B. Les infrastructures principales

Le plan de secteur comporte également le tracé existant et projeté (ou le périmètre de réservation qui en tient lieu) du réseau des principales infrastructures de communication et de transport de fluides et d’énergie.

Une modification du tracé d'une infrastructure principale nécessite une procédure de révision de plan de secteur.

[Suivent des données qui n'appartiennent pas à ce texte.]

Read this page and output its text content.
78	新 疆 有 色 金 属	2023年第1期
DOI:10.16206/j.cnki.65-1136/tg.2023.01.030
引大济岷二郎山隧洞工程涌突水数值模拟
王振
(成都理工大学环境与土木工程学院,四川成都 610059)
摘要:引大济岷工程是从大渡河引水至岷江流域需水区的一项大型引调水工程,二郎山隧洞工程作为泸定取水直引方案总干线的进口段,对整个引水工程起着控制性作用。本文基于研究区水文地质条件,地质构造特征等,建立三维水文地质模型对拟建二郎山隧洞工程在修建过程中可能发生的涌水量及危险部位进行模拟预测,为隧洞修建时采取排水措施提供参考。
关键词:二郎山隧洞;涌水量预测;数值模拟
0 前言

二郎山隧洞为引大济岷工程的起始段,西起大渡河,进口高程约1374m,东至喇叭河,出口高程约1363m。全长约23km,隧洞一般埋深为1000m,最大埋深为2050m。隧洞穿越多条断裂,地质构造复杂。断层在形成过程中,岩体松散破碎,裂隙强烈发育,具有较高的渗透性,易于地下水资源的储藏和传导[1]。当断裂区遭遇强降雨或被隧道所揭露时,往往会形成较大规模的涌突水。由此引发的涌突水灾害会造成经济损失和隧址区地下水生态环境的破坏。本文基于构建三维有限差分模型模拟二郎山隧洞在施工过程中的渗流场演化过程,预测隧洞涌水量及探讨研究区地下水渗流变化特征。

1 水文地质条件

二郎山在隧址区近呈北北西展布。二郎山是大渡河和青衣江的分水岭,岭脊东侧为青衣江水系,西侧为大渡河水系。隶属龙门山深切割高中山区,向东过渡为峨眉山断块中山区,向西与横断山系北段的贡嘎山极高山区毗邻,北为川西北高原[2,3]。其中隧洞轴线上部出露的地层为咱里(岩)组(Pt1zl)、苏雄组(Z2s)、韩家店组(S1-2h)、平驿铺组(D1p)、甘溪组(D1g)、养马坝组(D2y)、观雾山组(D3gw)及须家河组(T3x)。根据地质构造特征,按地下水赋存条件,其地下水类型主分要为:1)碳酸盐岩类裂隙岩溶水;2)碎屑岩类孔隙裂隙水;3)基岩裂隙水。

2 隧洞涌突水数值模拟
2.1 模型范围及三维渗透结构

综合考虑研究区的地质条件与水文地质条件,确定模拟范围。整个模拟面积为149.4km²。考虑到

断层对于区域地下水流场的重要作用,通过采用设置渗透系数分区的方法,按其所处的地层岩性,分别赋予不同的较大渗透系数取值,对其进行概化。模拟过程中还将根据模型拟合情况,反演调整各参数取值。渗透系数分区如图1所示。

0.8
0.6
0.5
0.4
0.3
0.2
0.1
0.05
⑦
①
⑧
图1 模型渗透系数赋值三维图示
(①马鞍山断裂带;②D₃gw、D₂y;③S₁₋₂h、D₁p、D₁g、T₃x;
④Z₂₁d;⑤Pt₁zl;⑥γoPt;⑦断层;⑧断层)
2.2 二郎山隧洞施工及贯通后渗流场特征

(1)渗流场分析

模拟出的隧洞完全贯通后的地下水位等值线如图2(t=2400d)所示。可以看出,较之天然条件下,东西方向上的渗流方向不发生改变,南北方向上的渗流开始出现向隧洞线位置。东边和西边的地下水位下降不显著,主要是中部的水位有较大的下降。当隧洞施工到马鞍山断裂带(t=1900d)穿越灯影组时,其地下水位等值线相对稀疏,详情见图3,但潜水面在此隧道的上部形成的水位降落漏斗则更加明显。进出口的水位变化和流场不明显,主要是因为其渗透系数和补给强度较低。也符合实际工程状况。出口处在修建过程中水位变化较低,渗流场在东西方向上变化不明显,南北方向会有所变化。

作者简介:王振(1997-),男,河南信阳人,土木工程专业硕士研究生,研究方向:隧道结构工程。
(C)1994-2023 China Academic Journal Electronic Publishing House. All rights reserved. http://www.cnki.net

C. Les périmètres de protection

Là où une protection particulière se justifie, le plan de secteur peut en outre définir des périmètres en surimpression (art. 40 du Code et 452/20 – 26) :

  • de point de vue remarquable (art. 452/20) ;
  • de liaison écologique (art. 452/21) ;
  • d’intérêt paysager (art. 452/22) ;
  • d’intérêt culturel, historique ou esthétique (art. 452/23) ;
  • de risque naturel prévisible ou de contrainte géotechnique majeure (art. 452/24) ;
  • de réservation (art. 452/25) ;
  • d’extension de zones d’extraction (art. 452/26).

D. Les prescriptions supplémentaires

Des prescriptions supplémentaires (art. 41 du Code) peuvent préciser les affectations des zones sans toutefois y déroger, en définissant le phasage, la réversibilité, la densité…
Les prescriptions supplémentaires peuvent soit apparaître dans plusieurs révisions, soit être spécifiques à une révision particulière.

2. VALEUR JURIDIQUE

Le plan de secteur a valeur réglementaire et force obligatoire.
Les prescriptions du plan de secteur peuvent impliquer des restrictions au droit de propriété, en ce compris l’interdiction de bâtir ou de lotir.
Le plan de secteur demeure en vigueur jusqu’au moment où un autre plan lui est substitué, en tout ou en partie, à la suite d’une révision (articles 42 à 46 et article 48, alinéa 2).

3. MODIFICATIONS DE LA PROCEDURE ET DE LA LEGENDE

Différentes modifications décrétales ont conduit à une modification de la légende du plan de secteur.

L'Administration a établi un tableau de conversion « ancienne – nouvelle légende » qui permet de connaître la nouvelle légende des zones d’affectation et des périmètres adoptés avant l'entrée en vigueur de ces modifications.